As shown, for a typical qualitative coding process two researchers, who are sufficiently familiar with the task, use the initial codebook and a small set of data to independently provide labels during the training portion. The process continues until there is good enough agreement or inter-coder reliability (ICR). Once that point is reached, the codebook is considered to be ready for use. It can now be used by the same or other researchers to independently and non-overlapping label unseen data during the testing portion.
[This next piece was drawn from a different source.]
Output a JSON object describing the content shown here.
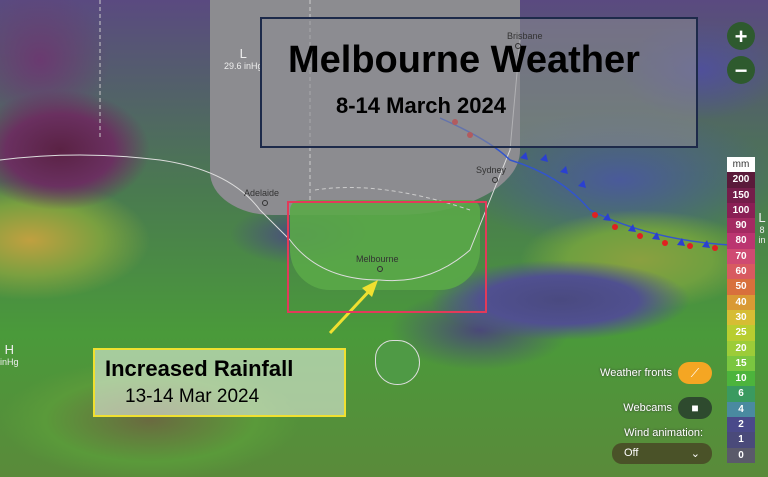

LLMs could help in constructing and applying taxonomies, but are faced with the same challenges described in Section 1 – namely, a lack of reliability and validation, a danger of creating feedback loops, and issues with replicability and generalizability. To overcome these issues, the author, with the help of a set of collaborators, applied the method proposed here. The following are the specific steps executed based on the pipeline presented in Figure 4 and described in Section 3.2. Phase 1: Set up the initial pipeline. A pipeline that included an initial prompt and a small sample of log data from Bing Chat that could create a user intent taxonomy (zero-shot approach) was set up for initial testing. Phase 2: Identify appropriate criteria to evaluate the responses. We identified five criteria – comprehensiveness, consistency, clarity, accuracy, and conciseness – for evaluating the quality of a user intent taxonomy using prior work [20] as well as human assessments as shown in Figure 4.Phase 3: Iteratively develop the prompt. We first ran the zero-shot approach to obtain initial taxonomy. Two researchers familiar with the task of creating and using a user intent taxonomy assessed the generated taxonomy through those five criteria. Appropriate revisions were made in the original prompt and a new sample of data was passed through the LLM (here, GPT4) to create a new version of the taxonomy. The researchers repeated the process until a good agreement (inter-coder reliability or ICR [7]) was obtained. Phase 4: Validate the whole pipeline. Once the taxonomy was finalized (see details in [28]), we proceeded with the testing phase of the pipeline. In this phase, the LLM was given new data and asked to use the human-validated taxonomy to label user intents. A set of two different researchers independently assigned their own labels using the same taxonomy. We then compared the labels among the human annotators as well as humans and LLM. We found high enough ICR for all of them.